Compagnie générale immobilière
- Type: Société anonyme
- Industry: Real estate
- Founded: 1960; 66 years ago
- Headquarters: Rabat, Morocco
- Key people: Adil Chennouf
- Revenue: 2.53 billion dirhams (2021)
- Parent: CDG Développement
- Website: www.cgi.ma

= Compagnie Générale Immobiliere =

Moroccan real-estate development company

Compagnie générale immobilière (CGI) is a Moroccan real estate company based in Rabat. It is a subsidiary of CDG Développement, itself part of the Caisse de dépôt et de gestion (CDG).

Founded in 1960, CGI was among the first subsidiaries created within the CDG group. The company was listed on the Casablanca Stock Exchange from 2007 until its delisting in 2015.

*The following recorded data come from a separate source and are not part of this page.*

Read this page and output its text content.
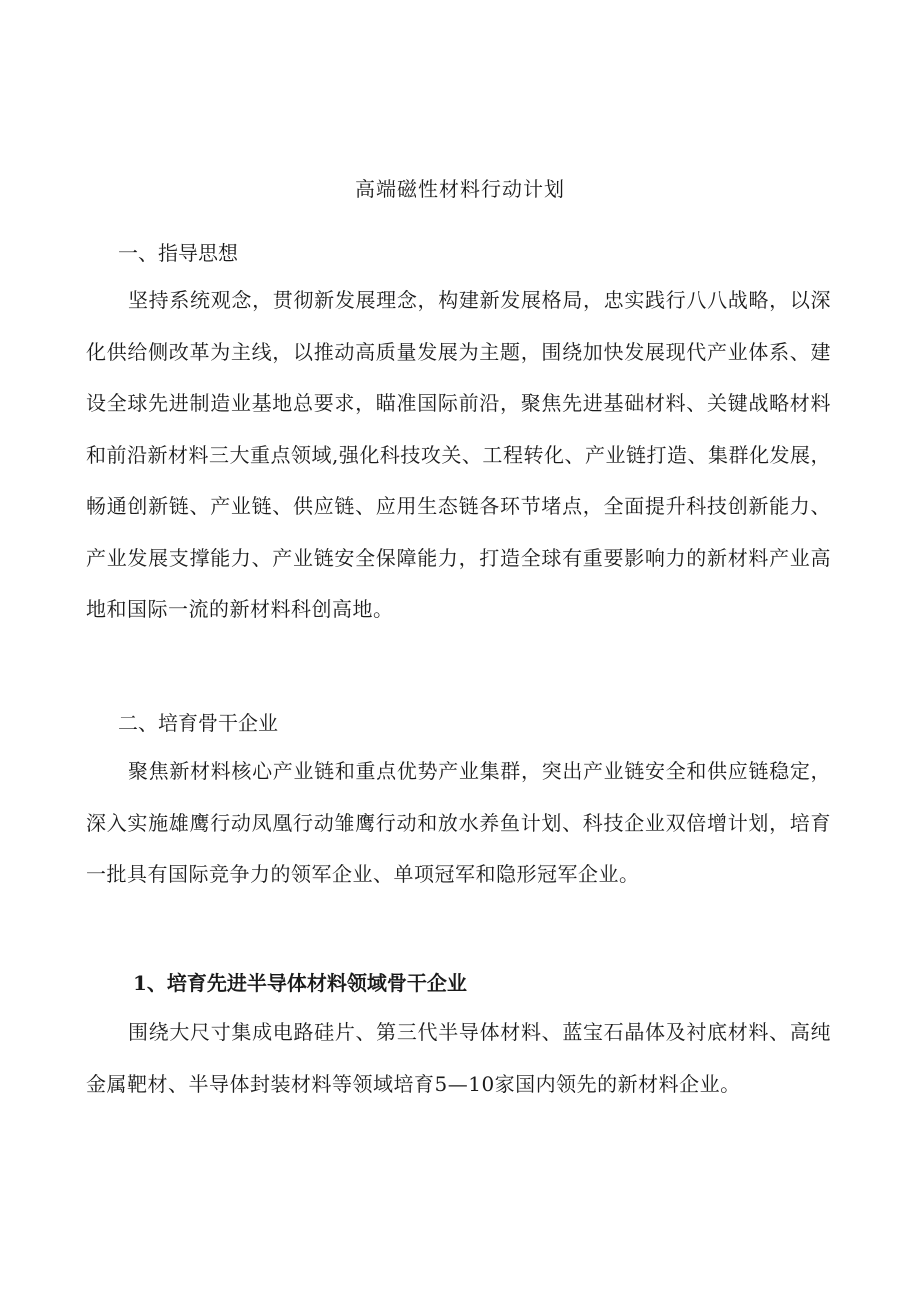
高端磁性材料行动计划
一、指导思想

坚持系统观念，贯彻新发展理念，构建新发展格局，忠实践行八八战略，以深化供给侧改革为主线，以推动高质量发展为主题，围绕加快发展现代产业体系、建设全球先进制造业基地总要求，瞄准国际前沿，聚焦先进基础材料、关键战略材料和前沿新材料三大重点领域,强化科技攻关、工程转化、产业链打造、集群化发展，畅通创新链、产业链、供应链、应用生态链各环节堵点，全面提升科技创新能力、产业发展支撑能力、产业链安全保障能力，打造全球有重要影响力的新材料产业高地和国际一流的新材料科创高地。

二、培育骨干企业

聚焦新材料核心产业链和重点优势产业集群，突出产业链安全和供应链稳定，深入实施雄鹰行动凤凰行动雏鹰行动和放水养鱼计划、科技企业双倍增计划，培育一批具有国际竞争力的领军企业、单项冠军和隐形冠军企业。

1、培育先进半导体材料领域骨干企业

围绕大尺寸集成电路硅片、第三代半导体材料、蓝宝石晶体及衬底材料、高纯金属靶材、半导体封装材料等领域培育5—10家国内领先的新材料企业。
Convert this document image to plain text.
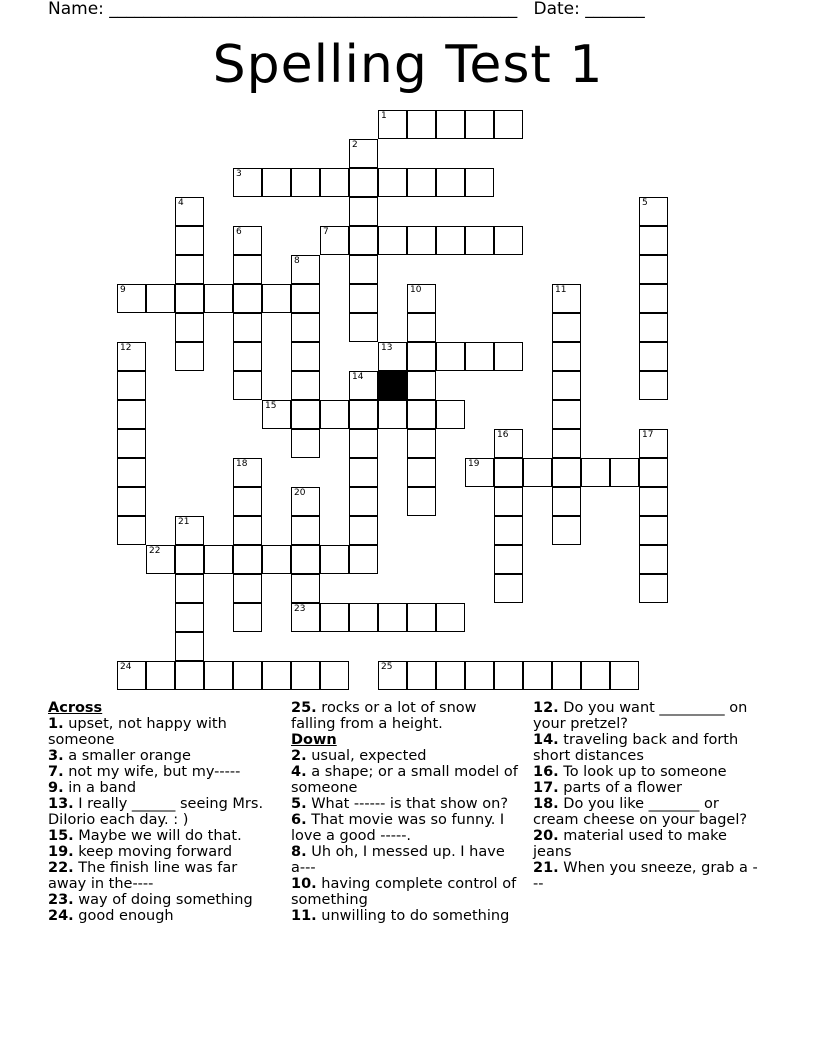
Name: ________________________________________________   Date: _______
Spelling Test 1
1
2
3
4	5
6	7
8
9	10	11
12	13
14
15
16	17
18	19
20
21
22
23
24	25
Across
1. upset, not happy with someone
3. a smaller orange
7. not my wife, but my-----
9. in a band
13. I really ______ seeing Mrs. DiIorio each day. : )
15. Maybe we will do that.
19. keep moving forward
22. The finish line was far away in the----
23. way of doing something
24. good enough
25. rocks or a lot of snow falling from a height.
Down
2. usual, expected
4. a shape; or a small model of someone
5. What ------ is that show on?
6. That movie was so funny. I love a good -----.
8. Uh oh, I messed up. I have a---
10. having complete control of something
11. unwilling to do something
12. Do you want _________ on your pretzel?
14. traveling back and forth short distances
16. To look up to someone
17. parts of a flower
18. Do you like _______ or cream cheese on your bagel?
20. material used to make jeans
21. When you sneeze, grab a ---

CGI is active in several real estate sectors in Morocco, including housing, tourism-related real estate, business and commercial developments, and public or semi-public facilities such as universities.

== History ==

=== Foundation ===
Compagnie générale immobilière was founded in 1960, four years after the independence of Morocco. It was one of the first subsidiaries of the Caisse de dépôt et de gestion, a public financial institution established in 1959.

CGI was originally set up within the CDG group and later became part of CDG Développement.

=== Development ===
During the following decades, CGI took part in the development of housing programmes in several Moroccan urban areas. By the end of 1979, the company had completed 4,694 housing units, mainly intended for civil servants and employees of the semi-public sector.

Between 1980 and 1990, CGI brought more than 21,000 housing units to the market, intended for approximately 100,000 residents. A large share of these developments consisted of economic housing.

The company was also associated with the Darlamane project in Casablanca, a housing development of around 4,000 units that received recognition from the Aga Khan Award for Architecture.

In the mid-1990s, CGI developed several real estate projects, including Al Boustane and Mimosa in Rabat, Arsat Sala in Salé and Al Hadika in Casablanca. The company later introduced a quality-management programme known as “Miftah”, linked to the adoption of ISO 9001 certification.

CGI subsequently moved towards larger urban projects, including Casablanca Marina and Casa Green Town. It also obtained ISO 9001 certification under the 2008 version of the standard.

=== Stock exchange listing ===
In 2004, CGI became a subsidiary of CDG Développement, which held 99.9% of its capital.

In 2006, the company's headquarters were moved from the Hassan district to Hay Riad in Rabat.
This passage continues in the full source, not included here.